Hoy ese Paraíso ya no llama la atención. Debemos actualizarlo. Para ello, primero
hay que elaborar la lista de los males que aquejan a nuestra familia, a nuestra sociedad y al
mundo: gente viviendo en condiciones infrahumanas, barrios enteros sin agua, obreros con
sueldos miserables, falta de empleos dignos, alimentos contaminados, enfermedades que
podrían fácilmente erradicarse, divisiones y peleas familiares, depresión generalizada,
muertes injustas...
Luego, tomar conciencia de que se trata de una “situación de castigo” de la cual
somos los únicos responsables.
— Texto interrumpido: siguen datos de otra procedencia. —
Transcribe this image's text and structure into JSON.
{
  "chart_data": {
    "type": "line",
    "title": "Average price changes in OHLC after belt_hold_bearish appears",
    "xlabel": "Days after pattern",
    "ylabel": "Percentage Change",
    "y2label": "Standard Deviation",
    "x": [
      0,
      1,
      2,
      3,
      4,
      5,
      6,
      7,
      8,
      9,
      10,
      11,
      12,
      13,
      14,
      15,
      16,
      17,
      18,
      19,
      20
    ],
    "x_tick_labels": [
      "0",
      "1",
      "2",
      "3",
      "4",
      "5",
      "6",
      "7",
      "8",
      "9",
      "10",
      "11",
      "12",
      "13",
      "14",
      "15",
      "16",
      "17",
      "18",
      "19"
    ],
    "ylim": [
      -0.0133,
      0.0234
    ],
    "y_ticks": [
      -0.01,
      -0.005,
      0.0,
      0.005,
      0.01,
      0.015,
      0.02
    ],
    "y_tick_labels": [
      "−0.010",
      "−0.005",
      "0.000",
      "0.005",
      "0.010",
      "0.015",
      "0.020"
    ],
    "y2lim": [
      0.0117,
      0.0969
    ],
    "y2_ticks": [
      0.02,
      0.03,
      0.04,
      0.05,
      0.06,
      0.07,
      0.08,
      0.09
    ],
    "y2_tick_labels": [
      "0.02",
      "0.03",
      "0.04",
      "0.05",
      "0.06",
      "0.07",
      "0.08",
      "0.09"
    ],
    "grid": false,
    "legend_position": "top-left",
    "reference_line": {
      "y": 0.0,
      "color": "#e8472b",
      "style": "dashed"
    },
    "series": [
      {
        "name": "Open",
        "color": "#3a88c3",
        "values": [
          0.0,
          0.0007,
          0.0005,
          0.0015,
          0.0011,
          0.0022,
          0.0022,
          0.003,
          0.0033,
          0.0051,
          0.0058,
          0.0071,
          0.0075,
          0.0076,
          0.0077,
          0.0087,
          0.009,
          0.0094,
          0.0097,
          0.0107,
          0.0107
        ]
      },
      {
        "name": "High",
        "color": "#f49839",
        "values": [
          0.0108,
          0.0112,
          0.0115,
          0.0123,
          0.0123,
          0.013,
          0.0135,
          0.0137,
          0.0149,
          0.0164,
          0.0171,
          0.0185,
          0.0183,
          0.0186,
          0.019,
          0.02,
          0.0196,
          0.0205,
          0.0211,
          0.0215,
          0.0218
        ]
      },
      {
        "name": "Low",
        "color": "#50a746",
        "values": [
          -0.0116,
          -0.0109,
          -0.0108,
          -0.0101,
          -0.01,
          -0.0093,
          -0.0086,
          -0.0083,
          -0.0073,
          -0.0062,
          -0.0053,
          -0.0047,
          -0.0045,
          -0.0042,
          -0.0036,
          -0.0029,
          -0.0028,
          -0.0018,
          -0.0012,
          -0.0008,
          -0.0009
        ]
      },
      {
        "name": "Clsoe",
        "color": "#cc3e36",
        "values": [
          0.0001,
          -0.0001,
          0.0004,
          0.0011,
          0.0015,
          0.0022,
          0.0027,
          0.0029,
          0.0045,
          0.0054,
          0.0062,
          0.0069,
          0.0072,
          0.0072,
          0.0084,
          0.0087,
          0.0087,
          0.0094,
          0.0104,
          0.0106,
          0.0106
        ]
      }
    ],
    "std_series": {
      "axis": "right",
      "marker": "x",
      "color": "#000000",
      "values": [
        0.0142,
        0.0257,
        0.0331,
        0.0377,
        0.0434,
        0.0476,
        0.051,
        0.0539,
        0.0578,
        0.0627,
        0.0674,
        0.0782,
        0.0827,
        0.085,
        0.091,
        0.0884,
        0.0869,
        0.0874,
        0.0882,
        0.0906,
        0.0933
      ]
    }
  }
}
Por lo tanto, eliminar el fatalismo, la pasividad y la
resignación, y erradicar nuestro famoso: “¡Paciencia, hay que soportar. La vida es así. Es la
voluntad de Dios!”.
Y finalmente, mirando del revés todos estos males, reconstruir nuestro propio
Paraíso, ver cómo deberíamos estar, descubrir lo que nos estamos perdiendo por culpa de
nuestros pecados actuales.
El Paraíso es una profecía futura, pero proyectada al pasado. No es un cuento
inocente, ni un hecho real que ya pasó, sino el genial recurso que encontró el escritor
sagrado para sacudir la conciencia de sus contemporáneos. Y todavía hoy es un proyecto
que se yergue, desafiante, a la fe y al coraje de los hombres, que deben concretarlo.

Para reflexionar
1) Así como el yahvista descubrió una lista de males que aquejaban a su sociedad,
¿cuál sería la lista de males que podemos descubrir hoy nosotros en la nuestra?
2) El yahvista no quiso atribuirlas directamente a Dios. Nosotros, ¿a quién solemos
atribuir los males que padecemos?
3) El yahvista elaboró un Paraíso, la sociedad ideal que deberían estar viviendo.
¿Cómo sería el Paraíso que deberíamos estar viviendo todos nosotros en nuestra
sociedad actual?
Para continuar la lectura
C. Mesters, Paraíso terrestre, ¿nostalgia o esperanza?, Bonum, Buenos Aires 1972.